Here are two things to take to a look at:

DFA vs others (not just Vanguard): DFA vs. Vanguard

Robert T's stuff on DFA at bogleheads.org:
https://www.bogleheads.org/forum/viewtopic.php?f=10&t=7353
and
https://www.bogleheads.org/forum/viewtopic.php?f=1&t=232527&p=3623244#p3623244

I will also say that some years, a DFA-style portfolio really falls behind, but there are ways to keep it performing in line with other strategies if one wants to do some market timing.

One can easily build a portfolio of non-DFA ETFs and funds that will match any DFA portfolio except it will be lower in cost. So use a DFA-advisor for their advice and not for their DFA funds.
 
Last edited:
... I can't help but look at something like a Callan chart, and wonder what if I switched sectors from the recent over-performer, to the recent under-performer (or to fixed), and/or buy the under-performer and sell when it hits the average, or....
"Callan Chart," eh? I've always just called it a "quilt chart." To me it illustrates the futility of chasing sectors. It also is a triumph in combining ugliness with incomprehensibility.

... and then I realize people with computers and more programming skills than I are doing this, and no one seems to be winning by any large degree. But I still think about it!
Charles Ellis, in Winning the Loser's Game, argues that there are so many smart people competing in the market that they cancel each other out and we are left with passive investing and random walks.
 
Last edited:
I investigated DFA and DFA-style investing several years ago. I decided that it wasn't worth it. ...
Thank you for the information and links. That's the kind of thing I was hoping to get in this thread.

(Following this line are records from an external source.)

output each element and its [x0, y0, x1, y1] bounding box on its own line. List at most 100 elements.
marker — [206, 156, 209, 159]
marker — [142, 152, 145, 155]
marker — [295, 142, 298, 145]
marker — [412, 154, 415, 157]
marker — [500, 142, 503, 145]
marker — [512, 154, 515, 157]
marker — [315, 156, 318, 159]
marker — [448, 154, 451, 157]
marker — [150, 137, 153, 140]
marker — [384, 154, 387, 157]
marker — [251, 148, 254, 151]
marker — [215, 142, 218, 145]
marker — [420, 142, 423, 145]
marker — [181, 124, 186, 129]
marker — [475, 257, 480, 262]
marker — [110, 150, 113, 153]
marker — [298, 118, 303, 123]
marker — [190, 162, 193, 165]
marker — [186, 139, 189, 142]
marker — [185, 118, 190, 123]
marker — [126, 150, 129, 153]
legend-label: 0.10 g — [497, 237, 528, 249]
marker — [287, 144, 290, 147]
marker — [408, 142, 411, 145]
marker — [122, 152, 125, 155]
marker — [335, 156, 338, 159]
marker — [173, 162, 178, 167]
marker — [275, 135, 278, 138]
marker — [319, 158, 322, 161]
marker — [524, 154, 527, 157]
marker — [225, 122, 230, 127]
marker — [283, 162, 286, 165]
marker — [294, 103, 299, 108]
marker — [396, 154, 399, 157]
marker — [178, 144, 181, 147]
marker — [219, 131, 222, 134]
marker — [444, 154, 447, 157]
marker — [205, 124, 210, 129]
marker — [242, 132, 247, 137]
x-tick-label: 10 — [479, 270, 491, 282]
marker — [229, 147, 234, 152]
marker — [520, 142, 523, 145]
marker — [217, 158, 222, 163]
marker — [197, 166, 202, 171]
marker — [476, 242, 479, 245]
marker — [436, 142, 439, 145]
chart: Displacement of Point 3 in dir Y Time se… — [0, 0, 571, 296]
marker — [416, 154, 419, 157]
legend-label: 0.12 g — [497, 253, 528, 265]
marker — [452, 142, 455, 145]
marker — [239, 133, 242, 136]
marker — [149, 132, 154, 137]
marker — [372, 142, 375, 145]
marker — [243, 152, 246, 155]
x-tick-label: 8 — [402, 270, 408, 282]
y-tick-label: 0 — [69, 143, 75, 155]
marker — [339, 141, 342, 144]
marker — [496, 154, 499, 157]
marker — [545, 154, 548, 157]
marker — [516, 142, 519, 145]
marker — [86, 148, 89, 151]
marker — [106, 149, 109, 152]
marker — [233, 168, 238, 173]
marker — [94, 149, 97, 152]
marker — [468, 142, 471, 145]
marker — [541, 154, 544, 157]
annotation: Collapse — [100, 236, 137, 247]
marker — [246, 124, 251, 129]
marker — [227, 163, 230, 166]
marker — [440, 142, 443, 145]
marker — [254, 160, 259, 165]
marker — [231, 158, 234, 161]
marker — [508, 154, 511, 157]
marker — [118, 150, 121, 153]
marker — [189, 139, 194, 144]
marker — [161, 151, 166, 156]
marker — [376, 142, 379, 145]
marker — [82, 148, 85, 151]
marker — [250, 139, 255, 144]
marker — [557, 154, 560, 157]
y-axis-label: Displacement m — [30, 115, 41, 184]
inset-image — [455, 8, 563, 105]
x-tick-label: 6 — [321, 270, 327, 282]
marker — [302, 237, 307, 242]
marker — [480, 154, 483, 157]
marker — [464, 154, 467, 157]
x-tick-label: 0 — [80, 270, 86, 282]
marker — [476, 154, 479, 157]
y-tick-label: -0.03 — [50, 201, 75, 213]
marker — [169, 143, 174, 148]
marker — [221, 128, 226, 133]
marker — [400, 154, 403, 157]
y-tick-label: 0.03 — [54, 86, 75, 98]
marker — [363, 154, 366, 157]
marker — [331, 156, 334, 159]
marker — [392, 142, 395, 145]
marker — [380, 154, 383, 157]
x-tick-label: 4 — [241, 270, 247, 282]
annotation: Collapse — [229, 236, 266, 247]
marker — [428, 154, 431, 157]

At best, I hoped to see my test portfolio cover its higher costs and generate a few tens of bps extra, but so far all I am seeing on the ever-reliable internet that they maybe cover their higher fund fees and my limited results aren't looking any better. But I'm as greedy as anyone. I really would like to find an approach that beats passive investing by at least a tiny bit!
 
Not too many years ago I would have seen value in the DFA funds approach. But these days there are so many low cost index mutual funds and ETFs that almost all of the DFA funds can be replicated with offerings that have expenses of 0.2% or less, and often less than 0.1%.
 
I compared a prototype DFA portfolio with Vanguard (which I use) using Portfolio Visualizer. The results were very similar so I don't see much value added. Results are the growth of a $10k investment, with dividends reinvested and rebalanced annually.

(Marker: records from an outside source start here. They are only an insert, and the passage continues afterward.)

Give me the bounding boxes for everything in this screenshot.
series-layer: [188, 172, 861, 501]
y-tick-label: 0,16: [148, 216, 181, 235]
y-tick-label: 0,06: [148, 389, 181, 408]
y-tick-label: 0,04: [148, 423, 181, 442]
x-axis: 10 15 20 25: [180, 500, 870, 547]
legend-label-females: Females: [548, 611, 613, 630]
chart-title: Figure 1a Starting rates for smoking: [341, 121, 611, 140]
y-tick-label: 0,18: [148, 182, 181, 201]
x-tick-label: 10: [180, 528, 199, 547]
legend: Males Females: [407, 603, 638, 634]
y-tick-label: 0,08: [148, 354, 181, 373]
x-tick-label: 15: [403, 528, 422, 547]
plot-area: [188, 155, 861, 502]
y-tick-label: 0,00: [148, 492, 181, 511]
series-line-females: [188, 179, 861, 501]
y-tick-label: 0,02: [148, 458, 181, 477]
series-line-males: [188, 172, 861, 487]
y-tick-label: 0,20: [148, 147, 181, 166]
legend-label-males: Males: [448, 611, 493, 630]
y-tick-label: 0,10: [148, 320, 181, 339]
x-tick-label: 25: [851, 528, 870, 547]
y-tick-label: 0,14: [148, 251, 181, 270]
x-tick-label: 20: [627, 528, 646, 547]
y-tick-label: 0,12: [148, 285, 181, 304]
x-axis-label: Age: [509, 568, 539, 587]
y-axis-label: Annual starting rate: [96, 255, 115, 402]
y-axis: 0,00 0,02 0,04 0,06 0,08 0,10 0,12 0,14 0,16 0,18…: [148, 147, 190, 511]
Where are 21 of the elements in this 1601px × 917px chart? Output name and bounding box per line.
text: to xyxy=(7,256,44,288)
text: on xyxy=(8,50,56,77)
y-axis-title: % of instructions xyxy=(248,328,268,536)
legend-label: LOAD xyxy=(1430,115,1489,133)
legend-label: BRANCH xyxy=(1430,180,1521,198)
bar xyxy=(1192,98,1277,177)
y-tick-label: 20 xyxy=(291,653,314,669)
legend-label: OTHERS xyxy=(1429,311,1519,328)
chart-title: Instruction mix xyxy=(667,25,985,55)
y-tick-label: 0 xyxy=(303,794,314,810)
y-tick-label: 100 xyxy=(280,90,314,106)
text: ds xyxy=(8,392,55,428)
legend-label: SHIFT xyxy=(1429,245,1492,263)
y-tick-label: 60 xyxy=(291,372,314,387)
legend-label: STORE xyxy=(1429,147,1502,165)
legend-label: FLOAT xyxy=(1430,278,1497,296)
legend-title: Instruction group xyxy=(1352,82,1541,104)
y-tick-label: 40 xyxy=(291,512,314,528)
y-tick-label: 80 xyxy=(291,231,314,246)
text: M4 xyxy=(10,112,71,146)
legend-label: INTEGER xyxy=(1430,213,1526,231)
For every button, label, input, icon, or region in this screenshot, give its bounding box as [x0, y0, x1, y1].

3 year (2014-2016)5 year (2012-2016)Jan 2012- Oct 2017
DFA11,45615,27917,156
Vanguard11,51915,25017,218
0.55%-0.19%0.36%

DFA was
TickerNameAllocation
DFEOXDFA US Core Equity 1 I42.00%
DFIEXDFA International Core Equity I18.00%
DFAPXDFA Investment Grade I40.00%

Vanguard was:
TickerNameAllocation
VTIVanguard Total Stock Market ETF42.00%
VXUSVanguard Total International Stock ETF18.00%
VFIDXVanguard Interm-Term Investment-Grde Adm40.00%
 
Last edited:
You may want to go over to the Boglehead forum. Apparently Vanguard is coming out with 6 funds that will use "smart" beta funds similar to those of DFA. You may not need an FA to get what you want.